The good news is that if fleshed out with local nuances and accompanied by appropriate resources, these public procurement reforms have the potential to accelerate a shift towards strategic public procurement within local government. However, this strategic change will not be achievable without special attention to training, staffing and supporting the procurement function of local authorities. And the proposed reforms appear to pay little attention to how councils, as democratically elected bodies, use public procurement to meet community needs.
Next year, we will celebrate the full 10 years of the Social Value Act – whose provisions to mainstream the consideration of environmental, economic and social benefits into public sector spending have taken root in local authorities. Over the past decade, councils have connected small and large vendors, social enterprises, anchor institutions and community groups to deliver social value.
But now is the time to take advantage of this positive momentum and pursue a new model of “social procurement”. A model that builds around and deepens existing ethical principles and new commitments – around things such as collaboration, social value, sustainability, probity and higher labor standards to serve society at long term.
Such a model would integrate social procurement as an activity focused on the benefit of local communities and would become a new benchmark for all local spending. For its success, such a social sourcing model will require boards to update their sourcing ethics and engage with communities and local stakeholders early on in setting local priorities and strategies.

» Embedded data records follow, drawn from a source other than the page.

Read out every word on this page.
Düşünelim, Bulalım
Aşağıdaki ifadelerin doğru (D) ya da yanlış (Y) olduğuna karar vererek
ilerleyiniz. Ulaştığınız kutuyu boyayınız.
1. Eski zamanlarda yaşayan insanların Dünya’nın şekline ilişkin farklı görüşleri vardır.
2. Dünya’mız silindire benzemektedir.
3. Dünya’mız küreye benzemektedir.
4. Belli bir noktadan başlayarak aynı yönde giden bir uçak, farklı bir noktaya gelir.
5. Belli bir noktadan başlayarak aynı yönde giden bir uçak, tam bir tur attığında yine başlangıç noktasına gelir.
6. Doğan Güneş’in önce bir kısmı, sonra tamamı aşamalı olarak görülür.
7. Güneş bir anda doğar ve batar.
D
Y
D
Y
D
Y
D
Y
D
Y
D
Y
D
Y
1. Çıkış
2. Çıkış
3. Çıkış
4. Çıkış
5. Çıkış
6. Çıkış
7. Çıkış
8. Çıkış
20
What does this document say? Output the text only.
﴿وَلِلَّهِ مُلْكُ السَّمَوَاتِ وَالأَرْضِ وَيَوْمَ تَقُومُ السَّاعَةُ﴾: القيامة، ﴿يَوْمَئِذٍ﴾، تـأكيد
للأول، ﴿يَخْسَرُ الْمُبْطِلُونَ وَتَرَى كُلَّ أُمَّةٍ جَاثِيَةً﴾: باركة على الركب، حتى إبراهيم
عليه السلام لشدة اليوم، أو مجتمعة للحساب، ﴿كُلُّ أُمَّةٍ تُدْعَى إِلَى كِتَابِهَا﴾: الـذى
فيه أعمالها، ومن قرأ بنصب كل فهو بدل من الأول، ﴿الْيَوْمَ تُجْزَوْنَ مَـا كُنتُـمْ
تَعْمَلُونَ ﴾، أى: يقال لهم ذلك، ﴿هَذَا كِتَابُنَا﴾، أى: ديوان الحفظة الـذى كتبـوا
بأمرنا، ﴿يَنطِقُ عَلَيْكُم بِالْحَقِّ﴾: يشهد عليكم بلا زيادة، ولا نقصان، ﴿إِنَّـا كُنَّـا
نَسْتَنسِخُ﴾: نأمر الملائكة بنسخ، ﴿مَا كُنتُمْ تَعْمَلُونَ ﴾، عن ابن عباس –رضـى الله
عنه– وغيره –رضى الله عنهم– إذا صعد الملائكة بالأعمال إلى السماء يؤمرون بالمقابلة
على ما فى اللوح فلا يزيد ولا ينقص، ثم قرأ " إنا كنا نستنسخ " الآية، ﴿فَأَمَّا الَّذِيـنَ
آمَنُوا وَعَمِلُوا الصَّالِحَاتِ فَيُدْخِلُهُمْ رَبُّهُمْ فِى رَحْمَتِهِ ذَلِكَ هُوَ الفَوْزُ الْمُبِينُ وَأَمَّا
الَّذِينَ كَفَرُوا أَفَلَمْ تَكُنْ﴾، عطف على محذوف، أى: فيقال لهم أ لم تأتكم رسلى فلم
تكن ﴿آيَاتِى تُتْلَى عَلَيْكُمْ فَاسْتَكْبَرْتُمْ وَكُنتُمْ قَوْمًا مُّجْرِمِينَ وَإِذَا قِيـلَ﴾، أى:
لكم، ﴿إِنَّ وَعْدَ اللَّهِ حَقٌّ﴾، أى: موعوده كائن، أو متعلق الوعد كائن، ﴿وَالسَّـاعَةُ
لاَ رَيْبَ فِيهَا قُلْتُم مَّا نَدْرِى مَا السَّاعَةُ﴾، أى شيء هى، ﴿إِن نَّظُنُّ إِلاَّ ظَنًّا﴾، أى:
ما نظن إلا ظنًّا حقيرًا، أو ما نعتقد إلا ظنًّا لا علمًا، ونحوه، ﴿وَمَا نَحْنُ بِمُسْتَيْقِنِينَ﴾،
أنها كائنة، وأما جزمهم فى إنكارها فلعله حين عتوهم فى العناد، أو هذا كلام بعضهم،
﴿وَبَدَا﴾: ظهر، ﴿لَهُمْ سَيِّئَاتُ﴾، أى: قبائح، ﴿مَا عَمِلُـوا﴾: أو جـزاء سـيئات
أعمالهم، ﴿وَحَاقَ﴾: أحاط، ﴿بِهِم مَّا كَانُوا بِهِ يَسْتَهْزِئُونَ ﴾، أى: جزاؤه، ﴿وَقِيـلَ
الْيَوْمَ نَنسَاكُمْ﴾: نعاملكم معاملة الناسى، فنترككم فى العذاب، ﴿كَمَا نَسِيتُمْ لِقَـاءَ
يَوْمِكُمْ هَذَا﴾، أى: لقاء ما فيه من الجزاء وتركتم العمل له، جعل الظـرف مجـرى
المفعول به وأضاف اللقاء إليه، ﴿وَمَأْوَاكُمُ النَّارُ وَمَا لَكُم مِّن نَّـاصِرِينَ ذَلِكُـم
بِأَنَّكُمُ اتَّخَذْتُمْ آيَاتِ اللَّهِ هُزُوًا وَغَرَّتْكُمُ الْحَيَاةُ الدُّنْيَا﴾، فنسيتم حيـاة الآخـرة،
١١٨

So what more can local government do to source more strategically? Well, if upgrading is about raising the most ‘left behind’ places, communities, and people to a level worthy of economic, social, and environmental well-being, boards must first identify what is missing. in communities and where it matters most. felt. To increase the local impact of their purchases, the mapping of public expenditure among suppliers will be essential; this will include the geography of spending, subsequent re-spending by vendors, the ethics of their vendors as well as variances in spending by department and function.
Better market consultation and earlier engagement with bidders would help communicate a board’s key messages about its social value priorities and allow suppliers to develop a location-specific social value offering.
As a path to local purchasing reform, Localis has designed a seven point English local charter for ethical purchasing – which consists of good jobs, transparency, good business, understanding local impact, ‘carbon commitments, good training and high standards of practice. .
As we wrote earlier in the year, this might not contain the TNT political interest of the upgrade white paper, but as a practical way to transform virtually and immediately using operational and logistics levers with ease. available, it has been criminally overlooked to date.
Basically, this is not a technocratic exercise in analyzing spending data and contract poker jiggery. It’s about helping communities thrive, nurturing local businesses to grow, and rewarding suppliers who walk as principled agents of change at the expense of unethical suppliers. If it is a complexity, it is there to be managed. Or, taking Churchill from where we launched the report, “intense complexities, intense simplicities emerge.”